The experience was wonderful, and I would do it again in a heartbeat...if there were an opportunity to. My family tried to see STS-58 in 1993, but the launch was postponed. As a result, we were in Epcot Center when Columbia rose up in the distance. We could just see its trail and flame as it rose up over the roof of the "Honey I Shrunk the Kids" building. Nearly 18 years later, I finally got to see it close up with my youngest brother.

We arrived the day before and toured the Kennedy Space Center Visitor Complex, getting to see several Star Trek props, a live show, and even seeing an interview with Peter Cullen (the voice of Optimus Prime) and watching the latest Transformers movie with him. We also bought a few souvenirs...

The day of the launch, we left the hotel at 2am, arrived at 3am, and got in a long line in the dark. The organization there was amazing, and we got through security much faster than I expected. The park only had a few things open, most of which we'd already seen, so we did the shuttle experience ride, looked at the enormous crowd for the bus tour, and decided to just wait for the launch.

We first went to the bleachers set up behind the IMAX building for viewing, and waited there for a few hours while the sun somehow burned me through the clouds. A few rays peeked out, and we were told the weather still only had a 30% chance of being safe for launch. As the time approached, the clouds got thinner and the crowd more optimistic and eager. I have never seen so many ThinkGeek customers in one place (literally, just going by t-shirts alone).

As the launch window approached, I overheard someone say that the best viewing area was behind the solid rocket boosters, and another said that the shuttle would rise near the flags. Not liking the fact that I could barely see the flags through the trees and IMAX building, I decided to vacate the bleachers with my brother, and we went past the trees to find a massive crowd gathered at the Astronaut Memorial and the entire walkway from it to the SRB's, so we waited at the corner of the fence in front of the alligator pond. We waited about 45 minutes there while the count was held the final scheduled time, released, and apparently held briefly, though we didn't hear that part.

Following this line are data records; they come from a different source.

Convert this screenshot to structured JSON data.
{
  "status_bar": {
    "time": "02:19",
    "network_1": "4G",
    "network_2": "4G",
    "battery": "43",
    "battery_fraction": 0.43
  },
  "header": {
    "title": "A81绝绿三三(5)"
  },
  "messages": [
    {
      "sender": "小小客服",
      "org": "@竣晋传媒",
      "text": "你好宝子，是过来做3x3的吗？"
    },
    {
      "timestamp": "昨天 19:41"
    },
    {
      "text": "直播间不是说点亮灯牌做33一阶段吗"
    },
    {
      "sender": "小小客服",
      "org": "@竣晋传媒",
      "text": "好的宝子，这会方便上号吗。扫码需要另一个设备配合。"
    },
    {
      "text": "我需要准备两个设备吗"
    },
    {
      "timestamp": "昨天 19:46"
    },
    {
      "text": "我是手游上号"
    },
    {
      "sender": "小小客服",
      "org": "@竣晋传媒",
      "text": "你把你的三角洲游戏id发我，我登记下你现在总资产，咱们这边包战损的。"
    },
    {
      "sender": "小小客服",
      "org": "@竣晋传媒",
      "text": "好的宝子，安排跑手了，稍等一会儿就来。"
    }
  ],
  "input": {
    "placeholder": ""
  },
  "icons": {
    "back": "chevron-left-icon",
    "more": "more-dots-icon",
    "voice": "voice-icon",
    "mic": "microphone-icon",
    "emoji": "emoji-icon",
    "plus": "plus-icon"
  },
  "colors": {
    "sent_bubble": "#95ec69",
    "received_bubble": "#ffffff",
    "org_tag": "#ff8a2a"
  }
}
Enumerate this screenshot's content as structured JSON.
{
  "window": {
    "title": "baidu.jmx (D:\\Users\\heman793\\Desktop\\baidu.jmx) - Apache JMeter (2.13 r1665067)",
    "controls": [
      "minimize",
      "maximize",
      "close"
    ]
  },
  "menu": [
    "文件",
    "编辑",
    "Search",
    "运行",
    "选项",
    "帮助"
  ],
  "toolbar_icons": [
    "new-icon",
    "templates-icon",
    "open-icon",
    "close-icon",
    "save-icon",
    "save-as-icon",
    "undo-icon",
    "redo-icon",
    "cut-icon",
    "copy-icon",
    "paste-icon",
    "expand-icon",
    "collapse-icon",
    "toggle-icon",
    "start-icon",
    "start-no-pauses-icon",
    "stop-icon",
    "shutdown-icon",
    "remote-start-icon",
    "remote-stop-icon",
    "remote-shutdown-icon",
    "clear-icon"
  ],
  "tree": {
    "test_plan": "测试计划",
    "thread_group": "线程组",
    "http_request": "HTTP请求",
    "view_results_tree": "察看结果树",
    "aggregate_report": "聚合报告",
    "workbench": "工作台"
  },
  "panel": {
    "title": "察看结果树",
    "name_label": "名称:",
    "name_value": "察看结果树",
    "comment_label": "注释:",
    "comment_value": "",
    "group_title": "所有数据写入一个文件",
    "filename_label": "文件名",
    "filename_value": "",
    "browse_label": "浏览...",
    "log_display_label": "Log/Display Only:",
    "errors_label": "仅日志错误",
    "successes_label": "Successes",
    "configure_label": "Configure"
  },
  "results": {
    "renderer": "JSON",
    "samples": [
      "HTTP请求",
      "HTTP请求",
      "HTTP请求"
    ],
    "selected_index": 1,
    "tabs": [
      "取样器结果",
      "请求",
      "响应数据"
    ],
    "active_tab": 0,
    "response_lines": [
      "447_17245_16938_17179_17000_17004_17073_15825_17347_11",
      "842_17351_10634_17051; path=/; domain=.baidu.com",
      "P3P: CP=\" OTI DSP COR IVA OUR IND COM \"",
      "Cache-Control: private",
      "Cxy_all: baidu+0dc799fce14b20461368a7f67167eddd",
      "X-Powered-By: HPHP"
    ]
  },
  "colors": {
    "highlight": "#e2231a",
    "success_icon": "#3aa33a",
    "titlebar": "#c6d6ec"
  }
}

Finally we heard the firing chain was armed, and with the igniting of the real SRB's, the 10 second countdown began. At 9 seconds, the crowd was counting down loudly...and quickly, reaching 1 three seconds too early. There was an awkward pause, and then we heard the official "2" and broke out laughing. Then "1", and then "liftoff". We waited, with many cheering, but seeing nothing, then some words I didn't quite hear brought a louder cheer from the crowd and a bright orange light came from the distant trees. Silently it rose up over the trees, skyward right along the American flag, just as I'd hoped when I prepared to video it earlier, and we watched it fly behind a small cloud and disappear amid fading cheers as if it was over. It then rose past that cloud and the cheers renewed as it rose and finally disappeared into a higher cloud.

I stopped recording, thinking it was over. Just as I did, a rumble came, and the ground shook softly. Fish started jumping in the alligator pond in front of us, agitated by the vibration. As it passed, we watched the trail of smoke spread out and grow, and decided on one last photo with us beside it in the picture. And with that, it was over. Before we got near the park entrance, the shuttle had left the atmosphere and was over another country. We met up with my boss and her father, then left to get much-needed sleep, barely able to stay awake for the two hours of bumper-to-bumper traffic before finally our path diverged from the bulk of the crowd and we drove back the last 40 minutes of our normal hour drive at regular speed. Before I could sleep, the shuttle had made it around the whole Earth already.

With the extra time of the shuttle taking off as scheduled instead of late like I feared, we caught my brother's favorite band, The Protomen, in concert in Nashville the next evening, then woke up late and saw the Parthenon replica, then drove home. All in all, it could hardly have been a better trip.